Most recent day scans
Large analytic tables often accumulate years of historical data, making complete table scans during every quality check both slow and computationally expensive. Most recent day scans address this challenge by limiting rule evaluation to only the trailing 24 hours of data, focusing monitoring on the most relevant, recently ingested data while avoiding unnecessary scans of historical partitions.
Key concepts
Most recent day scans are built around three key concepts that determine how the filtering works:
Row creation timestamp column
A column in your table that stores the time when each row was inserted or updated
- Determines which rows are considered "recent"

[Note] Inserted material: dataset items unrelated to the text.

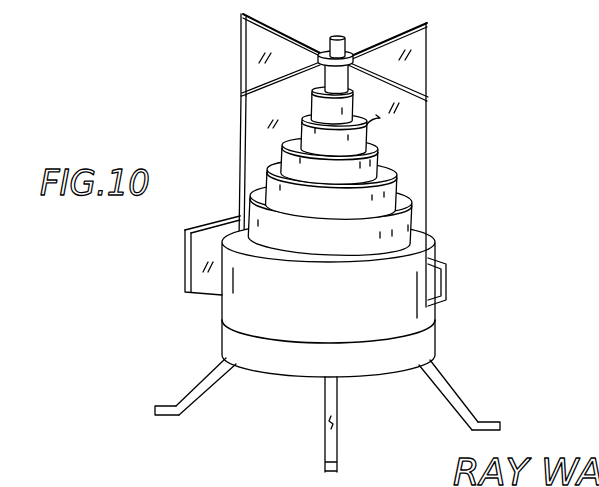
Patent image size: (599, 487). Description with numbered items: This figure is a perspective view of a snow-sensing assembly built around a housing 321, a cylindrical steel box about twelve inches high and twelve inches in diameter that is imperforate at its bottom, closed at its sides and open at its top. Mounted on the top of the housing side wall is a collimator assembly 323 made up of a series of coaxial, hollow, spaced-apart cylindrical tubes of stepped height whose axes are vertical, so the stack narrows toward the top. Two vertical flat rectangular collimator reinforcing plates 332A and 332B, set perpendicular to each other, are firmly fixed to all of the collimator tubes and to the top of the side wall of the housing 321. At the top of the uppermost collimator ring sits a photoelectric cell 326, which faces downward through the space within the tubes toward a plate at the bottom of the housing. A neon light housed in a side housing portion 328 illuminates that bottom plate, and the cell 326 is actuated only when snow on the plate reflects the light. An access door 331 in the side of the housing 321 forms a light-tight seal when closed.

The housing 321 is at (236, 305).
The collimator assembly 323 is at (428, 178).
The photoelectric cell 326 is at (341, 37).
The side housing portion 328 is at (186, 246).
The access door 331 is at (437, 283).
The collimator reinforcing plate 332A is at (243, 44).
The collimator reinforcing plate 332B is at (420, 53).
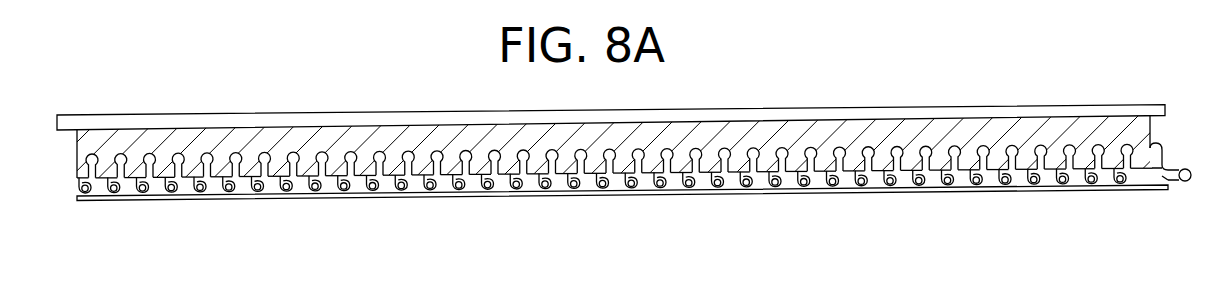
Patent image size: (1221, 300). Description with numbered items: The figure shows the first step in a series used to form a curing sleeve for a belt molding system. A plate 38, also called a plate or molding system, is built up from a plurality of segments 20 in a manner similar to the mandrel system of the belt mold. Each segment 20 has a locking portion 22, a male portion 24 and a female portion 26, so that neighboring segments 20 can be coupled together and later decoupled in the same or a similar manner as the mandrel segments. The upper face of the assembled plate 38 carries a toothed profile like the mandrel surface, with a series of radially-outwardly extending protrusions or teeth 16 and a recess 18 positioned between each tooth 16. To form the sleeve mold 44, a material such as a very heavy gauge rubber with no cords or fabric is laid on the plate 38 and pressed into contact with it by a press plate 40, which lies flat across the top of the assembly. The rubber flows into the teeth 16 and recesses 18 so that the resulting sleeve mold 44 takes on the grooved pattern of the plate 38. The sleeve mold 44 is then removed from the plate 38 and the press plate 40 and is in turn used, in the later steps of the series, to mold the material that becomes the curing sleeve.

The plate 38 is at (64, 190).
The press plate 40 is at (940, 110).
The sleeve mold 44 is at (1153, 130).
The tooth 16 is at (126, 159).
The recess 18 is at (188, 170).
The segment 20 is at (128, 200).
The locking portion 22 is at (296, 182).
The male portion 24 is at (378, 183).
The female portion 26 is at (90, 188).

- Shared at the table level across all rules
- Automatically updates when changed for any rule
Rolling 24-hour window
The filter dynamically adjusts to always include the most recent 24 hours relative to the latest data
- Automatically shifts forward as new data arrives
- Ensures you always monitor the freshest data
- No manual configuration updates required
Schedule independence
The rule's execution schedule remains unchanged while only the data slice becomes smaller
- Execution schedule stays the same
- Only the evaluated data slice changes
- Faster execution without altering triggers
How it works
When enabled, Atlan automatically adds a WHERE clause to the rule query that filters rows based on a timestamp column you specify. The filter selects rows where the timestamp is within the last 24 hours of the maximum timestamp value in the table.
The filter takes effect immediately after you save the rule with the toggle enabled. No workflow changes are required. Run history shows reduced row counts and shorter execution time once the filter is active. The rule schedule remains unchanged. The filter only limits which rows qualify during each run.
The execution follows this logic:
-
Timestamp identification: Atlan identifies the maximum timestamp value in your selected row creation timestamp column across the entire table.
-
Window calculation: The system calculates the 24-hour window ending at that maximum timestamp value.
-
Filter application: A WHERE clause is automatically injected into the rule's SQL query, filtering to include only rows within that 24-hour window. The filtering logic varies by platform:
-
Snowflake:
timestamp_col > (SELECT DATEADD(hour, -24, MAX(timestamp_col)) FROM table_name) -
Databricks:
timestamp_col > ((SELECT MAX(timestamp_col) FROM table_name) - INTERVAL 24 HOURS)
-
-
Rule execution: The rule runs on this filtered dataset, maintaining the same schedule you configured. Only the data slice becomes smaller. For example, if your table's most recent row was inserted at 5 PM Friday, when the rule runs next (whether that's Saturday, Monday, or any other day), it scans only rows from the previous 24 hours: 5 PM Thursday through 5 PM Friday. All rows older than Thursday at 5 PM are excluded from the scan.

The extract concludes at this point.